One way to look at the environmental health and safety of a cleaning process is to consider:
- How hazardous is the cleaning process?
- How hazardous is the effluent resulting from the cleaning process?
- How sustainable-in terms of energy and resources-is the process?
Of course, some aqueous cleaners do contain hazardous ingredients that may be used to clean hazardous soils, which may produce hazardous and polluting waste. But by the same token, industrial cleaning may involve the use of an aqueous cleaner with no hazardous ingredients used to clean the same hazardous soil, resulting in a clean and relatively safe process.
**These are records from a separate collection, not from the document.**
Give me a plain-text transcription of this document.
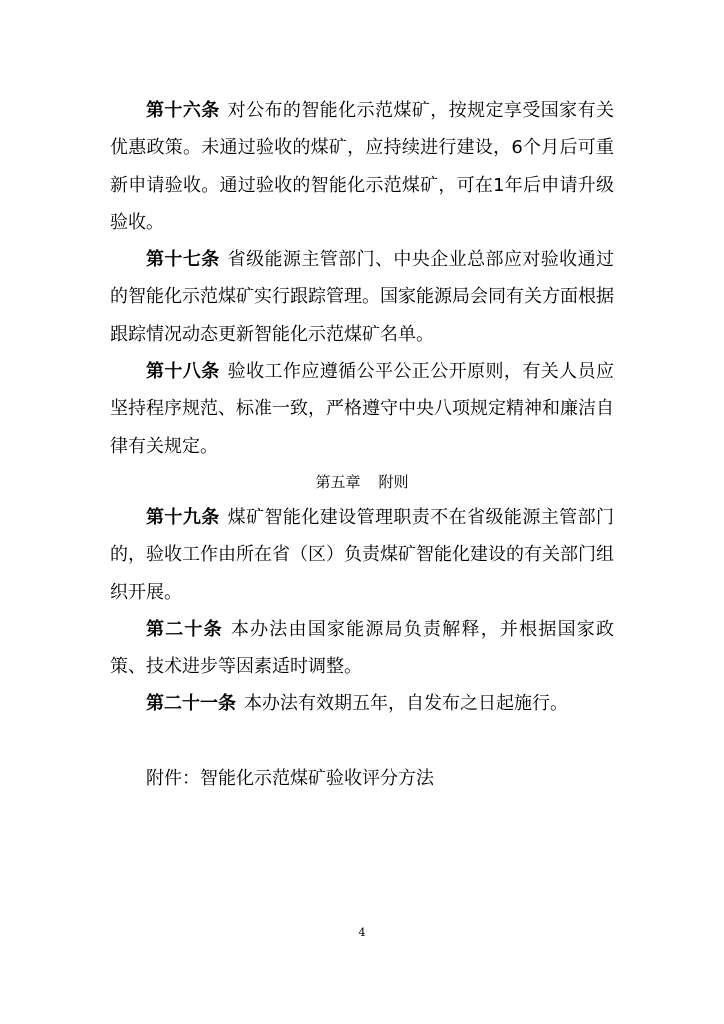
第十六条 对公布的智能化示范煤矿，按规定享受国家有关优惠政策。未通过验收的煤矿，应持续进行建设，6个月后可重新申请验收。通过验收的智能化示范煤矿，可在1年后申请升级验收。

第十七条 省级能源主管部门、中央企业总部应对验收通过的智能化示范煤矿实行跟踪管理。国家能源局会同有关方面根据跟踪情况动态更新智能化示范煤矿名单。

第十八条 验收工作应遵循公平公正公开原则，有关人员应坚持程序规范、标准一致，严格遵守中央八项规定精神和廉洁自律有关规定。

第五章 附则

第十九条 煤矿智能化建设管理职责不在省级能源主管部门的，验收工作由所在省（区）负责煤矿智能化建设的有关部门组织开展。

第二十条 本办法由国家能源局负责解释，并根据国家政策、技术进步等因素适时调整。

第二十一条 本办法有效期五年，自发布之日起施行。

附件：智能化示范煤矿验收评分方法

4
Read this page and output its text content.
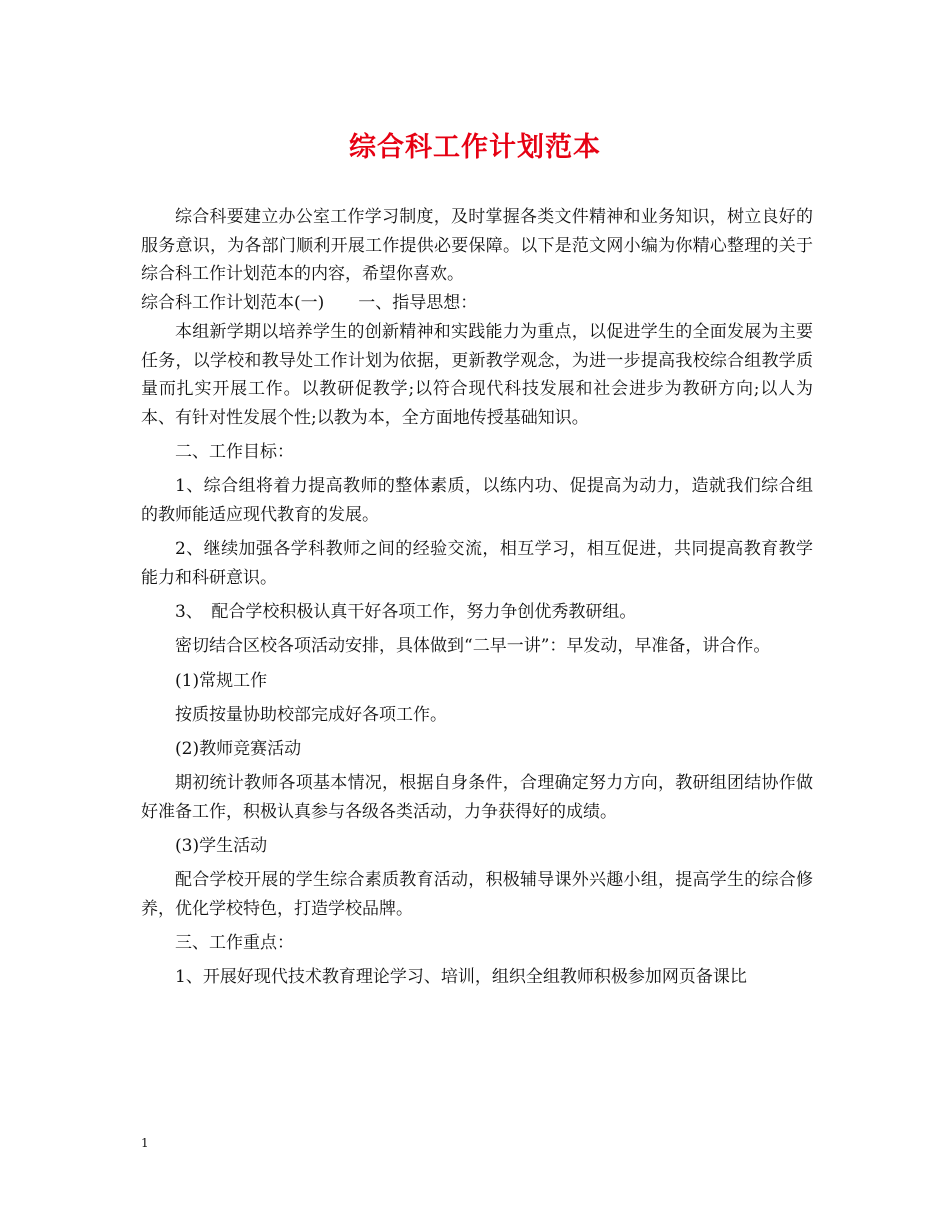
综合科工作计划范本

综合科要建立办公室工作学习制度，及时掌握各类文件精神和业务知识，树立良好的服务意识，为各部门顺利开展工作提供必要保障。以下是范文网小编为你精心整理的关于综合科工作计划范本的内容，希望你喜欢。

综合科工作计划范本(一)　　一、指导思想：

本组新学期以培养学生的创新精神和实践能力为重点，以促进学生的全面发展为主要任务，以学校和教导处工作计划为依据，更新教学观念，为进一步提高我校综合组教学质量而扎实开展工作。以教研促教学;以符合现代科技发展和社会进步为教研方向;以人为本、有针对性发展个性;以教为本，全方面地传授基础知识。

二、工作目标：

1、综合组将着力提高教师的整体素质，以练内功、促提高为动力，造就我们综合组的教师能适应现代教育的发展。

2、继续加强各学科教师之间的经验交流，相互学习，相互促进，共同提高教育教学能力和科研意识。

3、 配合学校积极认真干好各项工作，努力争创优秀教研组。

密切结合区校各项活动安排，具体做到“二早一讲”：早发动，早准备，讲合作。

(1)常规工作

按质按量协助校部完成好各项工作。

(2)教师竞赛活动

期初统计教师各项基本情况，根据自身条件，合理确定努力方向，教研组团结协作做好准备工作，积极认真参与各级各类活动，力争获得好的成绩。

(3)学生活动

配合学校开展的学生综合素质教育活动，积极辅导课外兴趣小组，提高学生的综合修养，优化学校特色，打造学校品牌。

三、工作重点：

1、开展好现代技术教育理论学习、培训，组织全组教师积极参加网页备课比

1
Improvement in safety can be achieved by eliminating the source of the hazardous soil in the process. Going a step further, waste can be reduced by integrating soil recycling, cleaning solution recycling and/or rinse water recycling into the cleaning process. It is possible to design a so-called "zero-discharge" system with no fluid effluent, limited volatile effluent and reduced solid waste by recycling cleaning and rinsing solutions using filters. In order to move toward a clean, safe and sustainable process, however, one would need to eliminate the hazardous soil and replace it with a non hazardous biodegradable soil. Then, after the water used in the cleaning and rinsing process has been recycled sufficiently, for energy efficiency, the now nonhazardous soil in the effluent would not pose no environment threat. Any water released could safely be incorporated into the natural water cycle (surface water evaporates to form clouds, which later precipitate as rain, and return as surface water).
It is, generally much more difficult to clean safely and sustainably using nonaqueous cleaning methods. Many nonaqueous cleaners are themselves health hazards, water pollutants, or air pollutants. Certainly not all nonaqueous cleaners are hazards and/or pollutants, but most lack a basic natural means, such as the water-cycle, of purifying and/or recycling key ingredients. Of course, this is an oversimplification. Given enough time, almost anything can complete a natural cycle of synthesis and decay. However, here, we are considering processes achievable in the course of a human lifetime.
One might argue that the carbon cycle, the nitrogen cycle, the oxygen cycle and other elemental cycles are involved in the decomposition and purification of ingredients used in nonaqueous cleaners. In fact, some of these cycles are also involved in the purification of ingredients found in aqueous cleaners but to a lesser degree. All of the cycles, noted above, involve multiple chemical transformations. They are slow processes in which chemicals may remain in one state for many years before degrading to a purer form. For example, during the nitrogen cycle, nitrogen remains in the air typically for years. Likewise, carbon takes the form of geological carbonates for extensive periods of time during the course of the carbon cycle, in some cases for millennia. Oxygen also remains tied up in the form of geological carbonates. These elements simply do not cycle rapidly, to a pure state, the way water does.